Oklahoma Attorney General finalizes George’s Inc. settlement over poultry litter pollution in the Illinois River Watershed

Settlement follows federal cleanup order in long-running Illinois River litigation
Oklahoma Attorney General Gentner Drummond has reached a settlement with George’s Inc. resolving the state’s claims tied to poultry litter pollution in the Illinois River Watershed, a case that has been litigated for two decades. The agreement, announced Jan. 14, 2026, separates George’s from ongoing proceedings involving other poultry companies named in the lawsuit.
The settlement comes weeks after a federal court judgment issued in December 2025 found major poultry corporations responsible for phosphorus pollution affecting the Illinois River Watershed and ordered a long-term cleanup framework. The court’s judgment also imposed new limits on land application practices for poultry waste inside the watershed and set up extensive compliance oversight.

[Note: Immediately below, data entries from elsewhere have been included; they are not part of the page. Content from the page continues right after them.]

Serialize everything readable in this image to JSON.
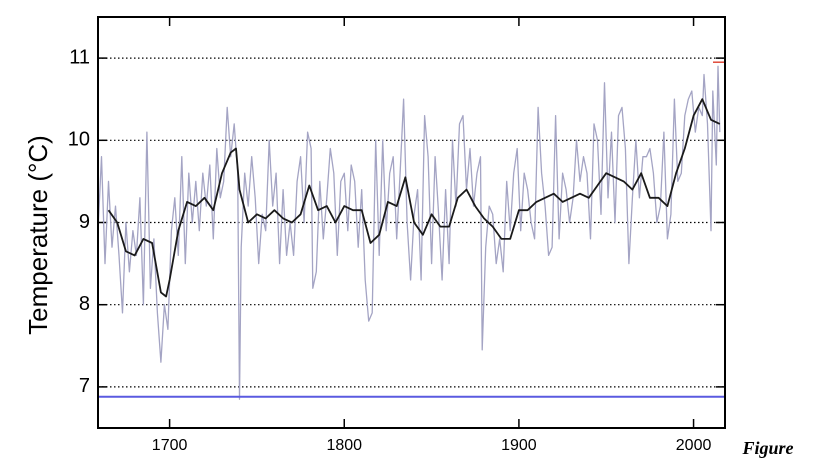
{
  "chart_data": {
    "type": "line",
    "ylabel": "Temperature (°C)",
    "caption": "Figure",
    "xlim": [
      1659,
      2018
    ],
    "ylim": [
      6.5,
      11.5
    ],
    "xticks": [
      1700,
      1800,
      1900,
      2000
    ],
    "yticks": [
      7,
      8,
      9,
      10,
      11
    ],
    "grid": true,
    "reference_lines": [
      {
        "value": 6.88,
        "color": "#5a5ae0"
      },
      {
        "value": 10.95,
        "color": "#e04a3a"
      }
    ],
    "series": [
      {
        "color": "#a4a4c4",
        "x": [
          1659,
          1661,
          1663,
          1665,
          1667,
          1669,
          1671,
          1673,
          1675,
          1677,
          1679,
          1681,
          1683,
          1685,
          1687,
          1689,
          1691,
          1693,
          1695,
          1697,
          1699,
          1701,
          1703,
          1705,
          1707,
          1709,
          1711,
          1713,
          1715,
          1717,
          1719,
          1721,
          1723,
          1725,
          1727,
          1729,
          1731,
          1733,
          1735,
          1737,
          1739,
          1740,
          1741,
          1743,
          1745,
          1747,
          1749,
          1751,
          1753,
          1755,
          1757,
          1759,
          1761,
          1763,
          1765,
          1767,
          1769,
          1771,
          1773,
          1775,
          1777,
          1779,
          1781,
          1782,
          1784,
          1786,
          1788,
          1790,
          1792,
          1794,
          1796,
          1798,
          1800,
          1802,
          1804,
          1806,
          1808,
          1810,
          1812,
          1814,
          1816,
          1818,
          1820,
          1822,
          1824,
          1826,
          1828,
          1830,
          1832,
          1834,
          1836,
          1838,
          1840,
          1842,
          1844,
          1846,
          1848,
          1850,
          1852,
          1854,
          1856,
          1858,
          1860,
          1862,
          1864,
          1866,
          1868,
          1870,
          1872,
          1874,
          1876,
          1878,
          1879,
          1881,
          1883,
          1885,
          1887,
          1889,
          1891,
          1893,
          1895,
          1897,
          1899,
          1901,
          1903,
          1905,
          1907,
          1909,
          1911,
          1913,
          1915,
          1917,
          1919,
          1921,
          1923,
          1925,
          1927,
          1929,
          1931,
          1933,
          1935,
          1937,
          1939,
          1941,
          1943,
          1945,
          1947,
          1949,
          1951,
          1953,
          1955,
          1957,
          1959,
          1961,
          1963,
          1965,
          1967,
          1969,
          1971,
          1973,
          1975,
          1977,
          1979,
          1981,
          1983,
          1985,
          1987,
          1989,
          1991,
          1993,
          1995,
          1997,
          1999,
          2001,
          2003,
          2005,
          2006,
          2008,
          2010,
          2011,
          2013,
          2014,
          2015
        ],
        "values": [
          8.9,
          9.8,
          8.5,
          9.5,
          8.7,
          9.2,
          8.6,
          7.9,
          9.0,
          8.4,
          8.9,
          8.6,
          9.3,
          8.0,
          10.1,
          8.2,
          8.8,
          7.9,
          7.3,
          8.0,
          7.7,
          8.9,
          9.3,
          8.6,
          9.8,
          8.5,
          9.6,
          9.0,
          9.5,
          8.9,
          9.6,
          9.2,
          9.7,
          8.8,
          9.9,
          9.3,
          9.5,
          10.4,
          9.8,
          10.2,
          9.6,
          6.85,
          8.7,
          9.6,
          9.2,
          9.8,
          9.3,
          8.5,
          9.1,
          8.9,
          10.0,
          9.2,
          9.6,
          8.5,
          9.4,
          8.6,
          9.0,
          8.6,
          9.5,
          9.8,
          9.0,
          10.1,
          9.9,
          8.2,
          8.4,
          9.5,
          8.8,
          9.3,
          9.9,
          9.6,
          8.6,
          9.5,
          9.6,
          8.9,
          9.7,
          9.5,
          8.7,
          9.4,
          8.3,
          7.8,
          7.9,
          10.0,
          8.6,
          10.0,
          8.9,
          9.6,
          9.8,
          8.8,
          9.6,
          10.5,
          9.0,
          8.3,
          9.1,
          9.4,
          8.3,
          10.3,
          9.8,
          8.5,
          9.8,
          9.1,
          8.3,
          9.4,
          8.5,
          10.0,
          9.2,
          10.2,
          10.3,
          9.4,
          9.9,
          9.2,
          9.6,
          9.8,
          7.45,
          8.7,
          9.2,
          9.1,
          8.5,
          8.8,
          8.4,
          9.5,
          8.9,
          9.6,
          9.9,
          8.9,
          9.6,
          9.4,
          9.0,
          8.8,
          10.4,
          9.6,
          9.2,
          8.6,
          8.7,
          10.3,
          8.8,
          9.6,
          9.4,
          9.0,
          9.3,
          10.0,
          9.5,
          9.8,
          9.6,
          8.8,
          10.2,
          10.0,
          9.1,
          10.7,
          9.3,
          10.1,
          9.0,
          10.3,
          10.4,
          9.9,
          8.5,
          9.3,
          10.0,
          9.3,
          9.8,
          9.8,
          9.9,
          9.6,
          9.0,
          9.2,
          10.1,
          8.8,
          9.1,
          10.5,
          9.5,
          9.6,
          10.3,
          10.5,
          10.6,
          10.1,
          10.4,
          10.3,
          10.8,
          10.2,
          8.9,
          10.6,
          9.7,
          10.9,
          10.1
        ]
      },
      {
        "color": "#1a1a1a",
        "x": [
          1665,
          1670,
          1675,
          1680,
          1685,
          1690,
          1695,
          1698,
          1700,
          1705,
          1710,
          1715,
          1720,
          1725,
          1730,
          1735,
          1738,
          1740,
          1745,
          1750,
          1755,
          1760,
          1765,
          1770,
          1775,
          1780,
          1785,
          1790,
          1795,
          1800,
          1805,
          1810,
          1815,
          1820,
          1825,
          1830,
          1835,
          1840,
          1845,
          1850,
          1855,
          1860,
          1865,
          1870,
          1875,
          1880,
          1885,
          1890,
          1895,
          1900,
          1905,
          1910,
          1915,
          1920,
          1925,
          1930,
          1935,
          1940,
          1945,
          1950,
          1955,
          1960,
          1965,
          1970,
          1975,
          1980,
          1985,
          1990,
          1995,
          2000,
          2005,
          2010,
          2015
        ],
        "values": [
          9.15,
          9.0,
          8.65,
          8.6,
          8.8,
          8.75,
          8.15,
          8.1,
          8.3,
          8.9,
          9.25,
          9.2,
          9.3,
          9.15,
          9.6,
          9.85,
          9.9,
          9.4,
          9.0,
          9.1,
          9.05,
          9.15,
          9.05,
          9.0,
          9.1,
          9.45,
          9.15,
          9.2,
          9.0,
          9.2,
          9.15,
          9.15,
          8.75,
          8.85,
          9.25,
          9.2,
          9.55,
          9.0,
          8.85,
          9.1,
          8.95,
          8.95,
          9.3,
          9.4,
          9.2,
          9.05,
          8.95,
          8.8,
          8.8,
          9.15,
          9.15,
          9.25,
          9.3,
          9.35,
          9.25,
          9.3,
          9.35,
          9.3,
          9.45,
          9.6,
          9.55,
          9.5,
          9.4,
          9.6,
          9.3,
          9.3,
          9.2,
          9.6,
          9.9,
          10.3,
          10.5,
          10.25,
          10.2
        ]
      }
    ]
  }
}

Key terms: payments, removal targets and compliance monitoring
Under the agreement, George’s will pay $5 million to Oklahoma to support remediation and conservation projects and to cover attorney fees. The company will also contribute $250,000 to support a special master’s oversight of compliance.
- $5 million paid to the state for remediation, conservation projects and attorney fees.
- A seven-year schedule to remove poultry litter from the Illinois River Watershed, with progressive reductions in the share remaining, moving from no more than 40% to no more than 20%.
- $250,000 paid toward monitoring by a special master.
- A restriction that litter removed from the watershed will not be applied in other nutrient-sensitive watersheds in Oklahoma.
In exchange, Oklahoma will release its claims against George’s covered by the settlement. State officials described the agreement as a negotiated compliance pathway intended to reduce nutrient loading while avoiding additional litigation.
Background: federal findings and long-term remediation structure
The federal court’s December 2025 judgment established a special-master model designed to oversee remediation and monitoring for at least 30 years. It also required the defendants to fund the oversight structure, including a long-duration “evergreen” fund starting at $10 million. The judgment set immediate restrictions on land application of poultry waste in the watershed, including a soil test phosphorus threshold of 120 pounds per acre and a cap of two tons per acre for poultry waste applications.
The litigation centers on whether poultry waste applied as fertilizer has contributed to excess phosphorus in the watershed, fueling water-quality impairment and requiring long-term remediation.
What remains unresolved for other poultry companies
While George’s has now settled, the state’s case continues against other defendants, including Tyson, Cobb-Vantress, Cargill, Simmons, Peterson Farms and Cal-Maine. The federal judgment’s oversight and remediation framework remains a central feature of those ongoing proceedings, and additional negotiations or appellate activity could shape how cleanup requirements are implemented across the watershed in the years ahead.